Abstract

513 Background: Bladder cancer (BC) patients (pts) who are cisplatin ineligible/unfit for surgery, unresectable have limited treatment options. In this study, we investigate if the combination of radiation therapy (RT) and checkpoint inhibitor, durvalumab (durva) is safe and effective in these pts. Our results from phase (ph) Ib suggested that the combination was safe. Here we present the response rate post durvaRT and updated treatment related adverse events (TRAEs) amongst our evaluable pts in ph II. Methods: This is a single arm ph Ib-II study for T2-4 N0-2 M0 pts. The ph II primary endpoints a) PFS rate at 1 yr b) disease control rate (DCR); secondary endpoints were a) CR post durvaRT b) PFS c) OS. Pts were treated with durva (1500mg) Q4 wks x2 doses along with definitive RT (64.8Gy, 36 fractions over 7 wks) to the bladder and involved nodes followed by adjuvant durva Q4 wks x 1 yr.

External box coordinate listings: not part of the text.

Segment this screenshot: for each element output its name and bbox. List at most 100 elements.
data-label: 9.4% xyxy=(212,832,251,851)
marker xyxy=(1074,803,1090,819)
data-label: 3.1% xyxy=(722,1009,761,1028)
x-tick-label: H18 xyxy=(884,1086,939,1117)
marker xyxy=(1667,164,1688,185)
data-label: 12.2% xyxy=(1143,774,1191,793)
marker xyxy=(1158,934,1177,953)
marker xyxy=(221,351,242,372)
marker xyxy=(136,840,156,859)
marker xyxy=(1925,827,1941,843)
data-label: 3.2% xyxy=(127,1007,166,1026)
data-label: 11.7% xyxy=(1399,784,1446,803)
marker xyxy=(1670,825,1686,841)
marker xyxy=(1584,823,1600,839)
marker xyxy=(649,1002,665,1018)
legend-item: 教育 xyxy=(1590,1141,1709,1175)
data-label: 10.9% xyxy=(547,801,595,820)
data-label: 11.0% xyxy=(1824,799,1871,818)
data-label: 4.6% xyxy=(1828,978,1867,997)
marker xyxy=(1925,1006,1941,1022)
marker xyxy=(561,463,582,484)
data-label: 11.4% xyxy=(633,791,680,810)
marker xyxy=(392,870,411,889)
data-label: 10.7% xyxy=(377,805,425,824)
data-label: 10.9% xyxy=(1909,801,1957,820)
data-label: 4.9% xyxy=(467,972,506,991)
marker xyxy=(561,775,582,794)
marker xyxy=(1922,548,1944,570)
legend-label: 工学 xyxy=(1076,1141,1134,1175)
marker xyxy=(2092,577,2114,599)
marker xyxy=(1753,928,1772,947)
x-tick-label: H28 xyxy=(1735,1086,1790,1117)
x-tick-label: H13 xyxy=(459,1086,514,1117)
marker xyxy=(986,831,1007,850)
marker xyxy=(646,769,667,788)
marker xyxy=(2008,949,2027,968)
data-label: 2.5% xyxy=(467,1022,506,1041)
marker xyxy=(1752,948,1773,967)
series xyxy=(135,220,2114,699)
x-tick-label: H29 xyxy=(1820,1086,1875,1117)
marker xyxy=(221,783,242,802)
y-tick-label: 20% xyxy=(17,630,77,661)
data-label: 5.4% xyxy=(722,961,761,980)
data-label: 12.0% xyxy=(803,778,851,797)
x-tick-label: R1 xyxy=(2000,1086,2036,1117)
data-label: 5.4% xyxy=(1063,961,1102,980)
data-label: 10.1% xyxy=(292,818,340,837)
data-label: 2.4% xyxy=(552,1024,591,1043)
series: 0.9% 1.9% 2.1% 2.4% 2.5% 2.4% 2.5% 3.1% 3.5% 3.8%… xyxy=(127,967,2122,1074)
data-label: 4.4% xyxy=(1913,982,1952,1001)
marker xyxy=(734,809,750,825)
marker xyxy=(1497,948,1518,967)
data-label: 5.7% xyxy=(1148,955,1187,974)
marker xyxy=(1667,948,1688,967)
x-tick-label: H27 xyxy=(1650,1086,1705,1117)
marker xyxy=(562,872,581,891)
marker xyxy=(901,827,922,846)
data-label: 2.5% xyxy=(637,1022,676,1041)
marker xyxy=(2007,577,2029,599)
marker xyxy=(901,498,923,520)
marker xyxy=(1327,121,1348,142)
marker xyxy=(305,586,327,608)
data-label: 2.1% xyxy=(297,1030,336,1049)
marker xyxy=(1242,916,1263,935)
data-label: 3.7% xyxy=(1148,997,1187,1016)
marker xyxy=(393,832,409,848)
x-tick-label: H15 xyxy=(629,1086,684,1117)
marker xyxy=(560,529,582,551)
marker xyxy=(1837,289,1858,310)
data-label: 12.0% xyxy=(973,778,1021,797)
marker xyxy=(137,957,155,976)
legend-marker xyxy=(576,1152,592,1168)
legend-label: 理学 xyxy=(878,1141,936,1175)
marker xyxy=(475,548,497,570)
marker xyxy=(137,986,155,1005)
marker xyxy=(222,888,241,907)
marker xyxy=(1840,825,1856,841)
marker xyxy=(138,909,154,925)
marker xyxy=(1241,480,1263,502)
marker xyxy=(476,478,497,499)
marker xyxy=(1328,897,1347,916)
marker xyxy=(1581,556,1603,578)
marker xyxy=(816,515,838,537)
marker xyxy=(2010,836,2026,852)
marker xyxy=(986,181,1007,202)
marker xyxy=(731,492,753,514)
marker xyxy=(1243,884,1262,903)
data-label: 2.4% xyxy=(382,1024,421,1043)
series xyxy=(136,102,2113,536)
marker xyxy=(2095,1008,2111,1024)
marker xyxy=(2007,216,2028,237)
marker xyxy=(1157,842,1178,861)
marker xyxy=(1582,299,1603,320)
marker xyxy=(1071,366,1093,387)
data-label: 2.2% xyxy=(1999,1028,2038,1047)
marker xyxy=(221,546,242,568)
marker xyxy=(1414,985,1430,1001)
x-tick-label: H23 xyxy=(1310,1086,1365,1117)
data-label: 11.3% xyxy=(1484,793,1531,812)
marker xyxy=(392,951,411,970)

Response was evaluated with CT scan and cystoscopy+biopsy post durvaRT. We anticipated that durvaRT followed by durva would increase PFS at 1 yr from 50% to 75% when compared to RT; we assumed DCR of about 75%. A total of 26 pts were needed to reach a statistical power of at least 80% at one-sided alpha of 5% and to allow for 10% drop out rate. Results: Total N = 26 patients (male 19; female 7, median age 74yr). At the time of data cut off, 21/26 pts were evaluable for response post durvaRT. Post completion of durvaRT time point, clinical CR was seen in 15/21 pts (71.4%); PR 1/21 pts (4.7%); SD 4/21 (19%); PD 1/21 (4.7%). DCR was seen in 20/21 pts (95%) post durvaRT. Median follow up from D1 to last follow up was 6.1 mos. Grade ≥ 3 TRAE amongst 26 pts: anemia (1/26), lipase/amylase (1/26), immune nephritis (1/26), dyspnea (gr 4, copd/immune), fatigue (1/26), lymphopenia (6/26). Other TRAEs: Fatigue was the most common TRAE (16/26); UTI (5/26); cystitis (3/26). No fatal TRAEs were observed. Conclusions: DurvaRT demonstrated promising efficacy with clinical CR of 71.4% and DCR of 95% in unresectable, cisplatin ineligible locally advanced BC. It was generally well tolerated. Ph II study has completed accrual and longer-term results will further our understanding of this regimen’s efficacy in locally advanced BC. Clinical trial information: NCT02891161.